Librarians last week mostly hailed an ambitious Google program to digitize as many as 15 million books from five prestigious libraries, while acknowledging questions as to how the plan will affect the future of libraries and publishers. Dennis Dillon, associate university librarian at the University of Texas at Austin, said he was "stunned" by Google's announcement, and called their ambitious program "brilliant." "A great leap forward," commented Michael Keller, Stanford University's head librarian--one of Google's partners in the project--noting that online book content has lagged far behind journal content. Keller said the Google arrangement catapulted Stanford's effective digital output from the "boutique scale to the truly industrial." Stanford and Michigan University intend to offer their entire book collections for Google to scan, but other partners are more cautious. Harvard and Oxford universities are offering just a portion of their collections and the New York Public Library is contributing only rare materials. James Neal, Columbia University librarian, called the program "transformational.

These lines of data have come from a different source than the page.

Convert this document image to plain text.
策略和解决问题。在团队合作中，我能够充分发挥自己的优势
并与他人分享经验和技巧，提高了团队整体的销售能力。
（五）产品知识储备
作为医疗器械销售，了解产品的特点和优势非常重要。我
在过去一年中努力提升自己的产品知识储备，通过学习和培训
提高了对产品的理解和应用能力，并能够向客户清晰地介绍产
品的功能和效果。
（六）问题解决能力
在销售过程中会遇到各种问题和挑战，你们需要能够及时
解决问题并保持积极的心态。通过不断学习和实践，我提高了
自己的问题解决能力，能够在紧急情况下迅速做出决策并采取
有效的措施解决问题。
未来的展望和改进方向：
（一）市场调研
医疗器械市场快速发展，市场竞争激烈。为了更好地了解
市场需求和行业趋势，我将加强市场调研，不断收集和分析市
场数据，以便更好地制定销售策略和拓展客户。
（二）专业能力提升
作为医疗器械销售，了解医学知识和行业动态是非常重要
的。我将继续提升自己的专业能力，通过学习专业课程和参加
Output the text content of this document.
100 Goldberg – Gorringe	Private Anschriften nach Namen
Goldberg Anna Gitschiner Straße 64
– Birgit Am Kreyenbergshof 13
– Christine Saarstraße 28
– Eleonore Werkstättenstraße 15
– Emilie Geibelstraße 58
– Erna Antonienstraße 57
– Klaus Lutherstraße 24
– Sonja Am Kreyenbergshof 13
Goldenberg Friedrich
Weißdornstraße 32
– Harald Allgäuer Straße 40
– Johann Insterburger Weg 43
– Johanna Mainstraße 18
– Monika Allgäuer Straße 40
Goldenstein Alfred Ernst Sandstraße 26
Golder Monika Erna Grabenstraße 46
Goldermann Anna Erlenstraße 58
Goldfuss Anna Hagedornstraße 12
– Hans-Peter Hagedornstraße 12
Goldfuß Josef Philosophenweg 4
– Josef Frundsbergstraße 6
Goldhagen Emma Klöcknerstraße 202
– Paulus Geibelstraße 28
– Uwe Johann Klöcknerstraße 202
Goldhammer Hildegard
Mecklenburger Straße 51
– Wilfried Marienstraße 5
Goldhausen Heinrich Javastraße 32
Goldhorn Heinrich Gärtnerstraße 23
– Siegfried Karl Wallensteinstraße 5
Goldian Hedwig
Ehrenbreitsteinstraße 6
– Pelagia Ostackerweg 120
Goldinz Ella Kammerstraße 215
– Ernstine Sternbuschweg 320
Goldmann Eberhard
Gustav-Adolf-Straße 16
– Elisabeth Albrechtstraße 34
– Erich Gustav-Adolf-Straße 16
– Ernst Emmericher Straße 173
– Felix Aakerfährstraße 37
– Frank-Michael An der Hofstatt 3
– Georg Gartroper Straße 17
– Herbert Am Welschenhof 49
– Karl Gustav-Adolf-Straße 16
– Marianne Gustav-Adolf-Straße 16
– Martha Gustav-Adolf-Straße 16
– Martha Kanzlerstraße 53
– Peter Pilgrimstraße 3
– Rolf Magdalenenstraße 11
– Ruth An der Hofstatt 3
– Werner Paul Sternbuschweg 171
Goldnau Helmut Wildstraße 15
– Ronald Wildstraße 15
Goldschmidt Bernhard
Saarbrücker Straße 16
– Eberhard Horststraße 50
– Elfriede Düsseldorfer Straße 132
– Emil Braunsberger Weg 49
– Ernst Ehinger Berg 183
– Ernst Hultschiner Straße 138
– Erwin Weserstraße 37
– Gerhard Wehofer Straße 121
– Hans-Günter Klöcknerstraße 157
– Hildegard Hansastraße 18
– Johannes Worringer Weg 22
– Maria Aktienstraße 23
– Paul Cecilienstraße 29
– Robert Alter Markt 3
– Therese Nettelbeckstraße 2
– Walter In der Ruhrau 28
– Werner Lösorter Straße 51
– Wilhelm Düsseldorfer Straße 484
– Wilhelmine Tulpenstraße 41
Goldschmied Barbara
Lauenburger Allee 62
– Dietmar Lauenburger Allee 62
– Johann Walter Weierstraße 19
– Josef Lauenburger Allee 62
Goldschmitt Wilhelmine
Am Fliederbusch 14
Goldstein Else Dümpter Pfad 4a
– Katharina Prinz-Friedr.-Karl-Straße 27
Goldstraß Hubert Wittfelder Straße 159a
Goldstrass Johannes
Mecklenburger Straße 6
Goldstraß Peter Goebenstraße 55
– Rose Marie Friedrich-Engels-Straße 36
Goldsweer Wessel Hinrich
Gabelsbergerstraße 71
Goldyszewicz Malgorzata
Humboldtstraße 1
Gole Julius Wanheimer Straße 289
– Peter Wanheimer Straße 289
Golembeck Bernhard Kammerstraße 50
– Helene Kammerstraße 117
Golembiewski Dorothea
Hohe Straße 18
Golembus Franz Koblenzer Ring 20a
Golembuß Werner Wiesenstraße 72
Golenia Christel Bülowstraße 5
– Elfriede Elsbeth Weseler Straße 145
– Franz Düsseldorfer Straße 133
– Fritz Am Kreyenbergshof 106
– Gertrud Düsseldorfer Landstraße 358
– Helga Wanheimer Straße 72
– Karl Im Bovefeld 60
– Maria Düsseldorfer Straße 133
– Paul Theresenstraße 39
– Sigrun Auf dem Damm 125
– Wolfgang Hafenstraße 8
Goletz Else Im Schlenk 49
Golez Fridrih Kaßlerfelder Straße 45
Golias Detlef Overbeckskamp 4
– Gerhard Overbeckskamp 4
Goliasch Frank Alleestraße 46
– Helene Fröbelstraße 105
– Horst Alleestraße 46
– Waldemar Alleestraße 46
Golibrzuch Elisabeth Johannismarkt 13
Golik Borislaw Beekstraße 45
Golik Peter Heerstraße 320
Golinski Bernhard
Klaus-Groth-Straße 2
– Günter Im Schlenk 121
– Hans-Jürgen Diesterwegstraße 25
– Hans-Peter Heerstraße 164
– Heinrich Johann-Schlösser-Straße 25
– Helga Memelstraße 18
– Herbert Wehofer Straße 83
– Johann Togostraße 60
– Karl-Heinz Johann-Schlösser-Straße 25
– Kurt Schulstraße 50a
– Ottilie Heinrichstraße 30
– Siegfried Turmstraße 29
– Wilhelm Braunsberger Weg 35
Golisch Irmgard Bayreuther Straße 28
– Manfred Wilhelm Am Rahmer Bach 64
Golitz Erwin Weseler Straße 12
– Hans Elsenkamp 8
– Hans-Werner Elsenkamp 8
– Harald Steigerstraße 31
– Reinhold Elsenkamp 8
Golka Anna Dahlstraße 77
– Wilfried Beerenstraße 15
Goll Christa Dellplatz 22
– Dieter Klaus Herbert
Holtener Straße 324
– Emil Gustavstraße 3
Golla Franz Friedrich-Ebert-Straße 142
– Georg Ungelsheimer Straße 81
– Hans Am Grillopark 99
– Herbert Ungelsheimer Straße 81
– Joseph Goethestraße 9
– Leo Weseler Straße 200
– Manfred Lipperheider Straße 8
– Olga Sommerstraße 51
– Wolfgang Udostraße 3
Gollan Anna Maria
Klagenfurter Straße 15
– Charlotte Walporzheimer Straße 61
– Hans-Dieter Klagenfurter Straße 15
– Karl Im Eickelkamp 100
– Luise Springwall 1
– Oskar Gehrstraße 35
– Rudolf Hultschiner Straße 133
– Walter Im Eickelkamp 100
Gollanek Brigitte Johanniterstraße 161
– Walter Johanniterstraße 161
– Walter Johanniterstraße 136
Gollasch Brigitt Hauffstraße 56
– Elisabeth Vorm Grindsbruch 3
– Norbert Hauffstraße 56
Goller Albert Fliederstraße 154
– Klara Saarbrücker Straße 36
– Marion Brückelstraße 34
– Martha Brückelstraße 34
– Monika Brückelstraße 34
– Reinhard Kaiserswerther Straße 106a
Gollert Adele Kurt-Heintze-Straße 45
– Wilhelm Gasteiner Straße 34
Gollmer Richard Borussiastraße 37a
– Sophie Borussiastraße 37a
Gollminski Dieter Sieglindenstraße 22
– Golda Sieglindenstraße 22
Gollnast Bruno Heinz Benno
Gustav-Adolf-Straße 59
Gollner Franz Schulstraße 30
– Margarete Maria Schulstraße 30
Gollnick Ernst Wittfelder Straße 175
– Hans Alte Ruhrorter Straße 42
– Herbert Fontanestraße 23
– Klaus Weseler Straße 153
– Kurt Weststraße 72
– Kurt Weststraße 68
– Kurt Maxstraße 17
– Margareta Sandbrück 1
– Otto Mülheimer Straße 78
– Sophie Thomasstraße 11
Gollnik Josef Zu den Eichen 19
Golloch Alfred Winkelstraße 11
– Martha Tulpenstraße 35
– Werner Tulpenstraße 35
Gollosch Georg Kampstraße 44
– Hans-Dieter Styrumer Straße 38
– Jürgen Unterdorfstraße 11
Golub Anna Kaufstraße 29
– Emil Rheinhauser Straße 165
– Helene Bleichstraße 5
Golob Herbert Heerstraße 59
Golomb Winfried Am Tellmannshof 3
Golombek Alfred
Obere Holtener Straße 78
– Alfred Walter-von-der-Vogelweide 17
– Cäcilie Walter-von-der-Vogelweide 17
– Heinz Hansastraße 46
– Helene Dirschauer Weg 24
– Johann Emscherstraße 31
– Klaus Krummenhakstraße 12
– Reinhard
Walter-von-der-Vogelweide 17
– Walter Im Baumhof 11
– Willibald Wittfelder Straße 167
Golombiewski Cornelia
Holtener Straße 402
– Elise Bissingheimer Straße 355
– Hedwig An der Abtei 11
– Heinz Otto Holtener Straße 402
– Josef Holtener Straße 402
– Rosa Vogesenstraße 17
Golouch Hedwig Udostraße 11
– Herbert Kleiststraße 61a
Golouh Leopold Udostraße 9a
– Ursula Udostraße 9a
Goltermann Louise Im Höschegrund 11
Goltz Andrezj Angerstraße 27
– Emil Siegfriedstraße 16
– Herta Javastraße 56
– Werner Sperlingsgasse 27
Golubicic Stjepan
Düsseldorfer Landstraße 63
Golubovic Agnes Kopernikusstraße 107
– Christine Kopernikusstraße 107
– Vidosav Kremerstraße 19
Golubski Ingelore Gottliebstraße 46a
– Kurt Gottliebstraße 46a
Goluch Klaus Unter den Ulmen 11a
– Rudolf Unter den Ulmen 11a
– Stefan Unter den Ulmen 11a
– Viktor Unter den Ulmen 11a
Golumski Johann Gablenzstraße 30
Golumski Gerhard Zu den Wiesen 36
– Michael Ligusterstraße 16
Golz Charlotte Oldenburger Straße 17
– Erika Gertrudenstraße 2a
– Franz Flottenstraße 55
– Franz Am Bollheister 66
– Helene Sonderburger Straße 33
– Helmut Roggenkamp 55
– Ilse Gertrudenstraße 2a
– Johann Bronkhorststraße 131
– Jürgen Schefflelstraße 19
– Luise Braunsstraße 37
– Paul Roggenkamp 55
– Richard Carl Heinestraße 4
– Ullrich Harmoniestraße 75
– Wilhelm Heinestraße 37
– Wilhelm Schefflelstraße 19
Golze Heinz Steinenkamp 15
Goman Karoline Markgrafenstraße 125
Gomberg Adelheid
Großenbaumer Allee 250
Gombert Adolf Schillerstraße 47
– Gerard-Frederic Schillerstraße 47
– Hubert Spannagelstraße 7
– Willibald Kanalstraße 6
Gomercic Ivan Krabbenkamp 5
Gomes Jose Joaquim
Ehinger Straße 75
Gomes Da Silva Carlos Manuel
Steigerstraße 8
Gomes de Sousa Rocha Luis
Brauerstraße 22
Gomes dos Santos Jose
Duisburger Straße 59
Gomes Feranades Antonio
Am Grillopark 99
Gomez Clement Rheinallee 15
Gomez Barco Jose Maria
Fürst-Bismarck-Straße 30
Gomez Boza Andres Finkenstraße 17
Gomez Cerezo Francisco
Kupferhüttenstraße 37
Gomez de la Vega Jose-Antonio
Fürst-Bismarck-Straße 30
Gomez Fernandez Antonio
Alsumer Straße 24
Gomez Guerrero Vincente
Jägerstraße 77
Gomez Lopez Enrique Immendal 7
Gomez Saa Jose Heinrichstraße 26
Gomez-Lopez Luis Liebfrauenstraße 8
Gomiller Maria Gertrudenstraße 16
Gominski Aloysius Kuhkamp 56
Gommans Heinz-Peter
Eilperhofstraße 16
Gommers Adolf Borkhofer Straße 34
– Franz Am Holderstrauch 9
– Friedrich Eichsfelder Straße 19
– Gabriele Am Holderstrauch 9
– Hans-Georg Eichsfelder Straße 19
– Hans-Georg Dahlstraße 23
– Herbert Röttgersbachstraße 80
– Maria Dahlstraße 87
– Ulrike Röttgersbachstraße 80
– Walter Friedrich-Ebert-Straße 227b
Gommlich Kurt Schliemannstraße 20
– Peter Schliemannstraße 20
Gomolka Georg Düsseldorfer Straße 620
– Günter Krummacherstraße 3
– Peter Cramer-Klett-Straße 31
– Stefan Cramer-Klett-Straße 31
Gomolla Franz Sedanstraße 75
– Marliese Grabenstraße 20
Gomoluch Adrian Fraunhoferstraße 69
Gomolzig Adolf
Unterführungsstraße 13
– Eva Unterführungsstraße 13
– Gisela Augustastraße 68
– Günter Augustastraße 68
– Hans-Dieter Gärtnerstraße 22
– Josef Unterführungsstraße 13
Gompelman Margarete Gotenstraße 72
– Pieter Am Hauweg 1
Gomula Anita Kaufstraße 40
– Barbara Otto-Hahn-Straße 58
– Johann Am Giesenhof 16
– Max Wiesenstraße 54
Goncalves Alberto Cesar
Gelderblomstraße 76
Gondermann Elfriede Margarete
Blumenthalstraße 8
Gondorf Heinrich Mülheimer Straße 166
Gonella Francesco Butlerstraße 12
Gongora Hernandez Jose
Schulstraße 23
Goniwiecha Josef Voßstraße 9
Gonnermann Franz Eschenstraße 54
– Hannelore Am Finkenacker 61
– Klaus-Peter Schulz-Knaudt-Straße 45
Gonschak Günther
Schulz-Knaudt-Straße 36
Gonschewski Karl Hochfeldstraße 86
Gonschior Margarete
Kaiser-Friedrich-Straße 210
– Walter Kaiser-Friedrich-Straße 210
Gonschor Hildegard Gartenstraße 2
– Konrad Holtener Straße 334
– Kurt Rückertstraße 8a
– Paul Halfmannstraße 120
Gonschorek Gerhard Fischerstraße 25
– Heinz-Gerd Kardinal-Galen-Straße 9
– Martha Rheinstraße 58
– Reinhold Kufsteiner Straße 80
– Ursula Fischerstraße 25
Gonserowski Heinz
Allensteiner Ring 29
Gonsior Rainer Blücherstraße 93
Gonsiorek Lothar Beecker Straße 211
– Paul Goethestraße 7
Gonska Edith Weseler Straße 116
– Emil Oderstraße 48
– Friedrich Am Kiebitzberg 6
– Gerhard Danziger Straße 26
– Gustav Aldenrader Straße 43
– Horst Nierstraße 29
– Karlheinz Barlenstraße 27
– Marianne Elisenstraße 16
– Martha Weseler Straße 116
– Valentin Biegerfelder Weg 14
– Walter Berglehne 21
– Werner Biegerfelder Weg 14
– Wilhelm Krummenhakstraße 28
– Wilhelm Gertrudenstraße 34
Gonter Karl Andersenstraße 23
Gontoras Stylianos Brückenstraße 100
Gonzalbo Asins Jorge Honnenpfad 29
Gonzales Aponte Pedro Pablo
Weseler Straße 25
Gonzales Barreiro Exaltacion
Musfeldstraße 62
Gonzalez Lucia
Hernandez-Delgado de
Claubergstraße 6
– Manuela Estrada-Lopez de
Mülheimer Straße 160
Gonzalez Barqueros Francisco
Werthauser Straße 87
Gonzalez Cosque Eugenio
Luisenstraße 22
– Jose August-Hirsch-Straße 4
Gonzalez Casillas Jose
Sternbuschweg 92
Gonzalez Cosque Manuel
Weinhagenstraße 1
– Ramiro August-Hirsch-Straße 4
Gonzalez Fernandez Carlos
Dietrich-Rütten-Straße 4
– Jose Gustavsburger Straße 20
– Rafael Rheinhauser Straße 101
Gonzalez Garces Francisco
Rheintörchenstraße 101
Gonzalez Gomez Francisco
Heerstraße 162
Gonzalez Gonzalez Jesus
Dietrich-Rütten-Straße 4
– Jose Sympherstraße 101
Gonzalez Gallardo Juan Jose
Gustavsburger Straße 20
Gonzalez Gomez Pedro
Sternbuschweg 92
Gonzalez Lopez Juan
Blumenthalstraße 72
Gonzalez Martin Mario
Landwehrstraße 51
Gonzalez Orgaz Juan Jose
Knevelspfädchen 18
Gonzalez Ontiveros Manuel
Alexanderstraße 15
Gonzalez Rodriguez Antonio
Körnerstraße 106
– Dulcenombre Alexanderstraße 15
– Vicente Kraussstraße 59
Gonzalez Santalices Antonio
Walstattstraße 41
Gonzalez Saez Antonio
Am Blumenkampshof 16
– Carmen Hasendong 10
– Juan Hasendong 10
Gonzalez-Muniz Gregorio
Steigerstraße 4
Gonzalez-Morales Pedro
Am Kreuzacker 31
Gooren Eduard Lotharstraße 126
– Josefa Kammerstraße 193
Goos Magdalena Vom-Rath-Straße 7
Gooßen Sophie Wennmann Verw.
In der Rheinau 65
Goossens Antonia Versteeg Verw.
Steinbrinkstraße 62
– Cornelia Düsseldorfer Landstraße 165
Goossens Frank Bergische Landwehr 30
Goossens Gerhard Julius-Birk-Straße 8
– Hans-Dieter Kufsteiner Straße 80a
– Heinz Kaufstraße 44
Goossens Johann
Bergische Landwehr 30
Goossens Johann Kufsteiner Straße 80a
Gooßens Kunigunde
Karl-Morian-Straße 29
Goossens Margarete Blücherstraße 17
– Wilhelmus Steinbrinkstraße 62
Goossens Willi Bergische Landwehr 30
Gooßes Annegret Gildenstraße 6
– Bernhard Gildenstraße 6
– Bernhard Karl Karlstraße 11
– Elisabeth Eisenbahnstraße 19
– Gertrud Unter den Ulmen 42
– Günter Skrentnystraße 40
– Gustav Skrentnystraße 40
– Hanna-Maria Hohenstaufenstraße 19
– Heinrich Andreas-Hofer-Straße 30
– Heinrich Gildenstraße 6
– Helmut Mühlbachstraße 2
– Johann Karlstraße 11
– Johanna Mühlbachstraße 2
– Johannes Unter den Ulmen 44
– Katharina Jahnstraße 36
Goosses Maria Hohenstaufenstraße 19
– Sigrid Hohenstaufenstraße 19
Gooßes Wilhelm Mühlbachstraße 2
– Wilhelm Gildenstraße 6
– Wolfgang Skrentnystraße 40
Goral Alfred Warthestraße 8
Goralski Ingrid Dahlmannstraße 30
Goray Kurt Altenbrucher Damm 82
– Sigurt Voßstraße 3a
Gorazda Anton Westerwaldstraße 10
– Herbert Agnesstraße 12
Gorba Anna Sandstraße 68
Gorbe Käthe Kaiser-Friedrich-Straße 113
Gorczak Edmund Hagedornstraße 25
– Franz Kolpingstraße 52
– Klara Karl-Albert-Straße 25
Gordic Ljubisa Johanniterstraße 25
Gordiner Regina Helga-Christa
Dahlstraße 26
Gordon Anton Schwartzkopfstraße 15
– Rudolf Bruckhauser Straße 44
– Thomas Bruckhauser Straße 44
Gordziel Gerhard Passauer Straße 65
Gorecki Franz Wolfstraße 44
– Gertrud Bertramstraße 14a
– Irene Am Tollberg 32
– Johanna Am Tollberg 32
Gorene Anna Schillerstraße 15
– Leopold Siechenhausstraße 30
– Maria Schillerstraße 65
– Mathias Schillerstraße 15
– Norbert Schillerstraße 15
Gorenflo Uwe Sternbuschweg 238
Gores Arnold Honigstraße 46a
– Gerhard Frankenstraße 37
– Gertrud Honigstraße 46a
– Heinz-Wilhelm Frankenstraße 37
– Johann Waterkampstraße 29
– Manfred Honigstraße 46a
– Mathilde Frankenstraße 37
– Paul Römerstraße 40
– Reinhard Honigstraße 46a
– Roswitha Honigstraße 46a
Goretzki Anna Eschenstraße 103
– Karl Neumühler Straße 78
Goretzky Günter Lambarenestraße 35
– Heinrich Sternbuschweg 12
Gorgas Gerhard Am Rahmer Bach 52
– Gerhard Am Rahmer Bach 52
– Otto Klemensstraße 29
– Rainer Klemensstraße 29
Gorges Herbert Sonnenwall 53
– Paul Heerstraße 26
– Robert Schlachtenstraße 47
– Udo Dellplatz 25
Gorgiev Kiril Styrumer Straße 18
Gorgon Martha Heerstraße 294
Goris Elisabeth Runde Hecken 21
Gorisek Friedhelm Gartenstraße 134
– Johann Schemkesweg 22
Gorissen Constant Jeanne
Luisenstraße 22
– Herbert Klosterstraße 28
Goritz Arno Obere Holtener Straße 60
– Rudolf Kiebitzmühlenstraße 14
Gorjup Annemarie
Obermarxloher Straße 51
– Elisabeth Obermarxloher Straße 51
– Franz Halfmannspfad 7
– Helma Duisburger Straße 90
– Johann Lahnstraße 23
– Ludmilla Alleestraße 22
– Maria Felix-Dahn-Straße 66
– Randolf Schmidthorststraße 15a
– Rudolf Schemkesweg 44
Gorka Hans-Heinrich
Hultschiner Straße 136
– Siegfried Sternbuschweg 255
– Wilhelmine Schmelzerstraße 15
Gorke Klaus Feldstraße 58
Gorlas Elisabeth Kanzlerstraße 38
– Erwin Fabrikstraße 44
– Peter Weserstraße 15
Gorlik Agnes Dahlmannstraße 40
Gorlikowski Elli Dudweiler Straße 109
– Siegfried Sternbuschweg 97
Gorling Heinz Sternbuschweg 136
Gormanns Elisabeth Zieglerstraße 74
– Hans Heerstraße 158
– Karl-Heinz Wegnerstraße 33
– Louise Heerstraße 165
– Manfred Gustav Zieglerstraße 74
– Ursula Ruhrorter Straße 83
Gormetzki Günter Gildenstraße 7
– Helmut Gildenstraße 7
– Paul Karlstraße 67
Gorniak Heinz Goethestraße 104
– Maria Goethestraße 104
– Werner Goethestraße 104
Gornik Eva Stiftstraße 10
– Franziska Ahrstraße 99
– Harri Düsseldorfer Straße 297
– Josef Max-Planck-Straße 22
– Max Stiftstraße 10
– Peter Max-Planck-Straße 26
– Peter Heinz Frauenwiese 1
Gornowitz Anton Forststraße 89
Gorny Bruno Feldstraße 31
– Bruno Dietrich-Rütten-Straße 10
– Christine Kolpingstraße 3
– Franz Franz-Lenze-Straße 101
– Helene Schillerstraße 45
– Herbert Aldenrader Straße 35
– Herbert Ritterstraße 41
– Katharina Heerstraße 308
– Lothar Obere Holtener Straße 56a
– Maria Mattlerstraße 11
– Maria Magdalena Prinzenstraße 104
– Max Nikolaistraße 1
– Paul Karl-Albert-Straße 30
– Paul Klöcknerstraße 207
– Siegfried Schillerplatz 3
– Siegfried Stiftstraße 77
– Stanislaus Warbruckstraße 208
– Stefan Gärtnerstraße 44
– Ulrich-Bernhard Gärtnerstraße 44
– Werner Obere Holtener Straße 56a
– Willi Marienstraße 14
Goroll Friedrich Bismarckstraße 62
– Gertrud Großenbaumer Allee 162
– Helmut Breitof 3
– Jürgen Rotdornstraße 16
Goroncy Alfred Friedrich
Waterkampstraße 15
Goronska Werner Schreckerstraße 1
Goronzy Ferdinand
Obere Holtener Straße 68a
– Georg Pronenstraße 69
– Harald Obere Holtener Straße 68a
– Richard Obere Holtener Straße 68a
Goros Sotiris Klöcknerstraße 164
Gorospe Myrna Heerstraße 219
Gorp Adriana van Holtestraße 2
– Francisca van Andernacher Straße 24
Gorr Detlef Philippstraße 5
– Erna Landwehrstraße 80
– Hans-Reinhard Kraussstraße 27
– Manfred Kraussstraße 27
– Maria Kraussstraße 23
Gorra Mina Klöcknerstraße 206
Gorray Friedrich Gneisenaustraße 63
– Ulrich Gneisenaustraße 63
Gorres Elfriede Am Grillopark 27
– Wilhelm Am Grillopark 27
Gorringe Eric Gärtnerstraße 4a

Some, of course, raised questions. "I believe, however, that massive databases of digitized whole books, especially scholarly books, are expensive exercises in futility based on the staggering notion that, for the first time in history, one form of communication (electronic) will supplant and obliterate all previous forms," wrote Michael Gorman, dean of library services at Fresno State University (and American Library Association president-elect), in the Los Angeles Times. Karen Coyle, a digital library consultant formerly with the California Digital Library, also had questions. "To me, one of the more interesting phenomena of the digital age is that we've basically got stuff in the public domain and scientific pre-prints but everything between 1926 and like 1994 is mostly unavailable," Coyle said. "What will happen when someone goes to Google and types in 'U.S. history'? Will they get a web site? An out of print book?" While acknowledging the positive aspects of Google's program, she said it also "scares me...because no one has looked at what we are doing to the growth of knowledge."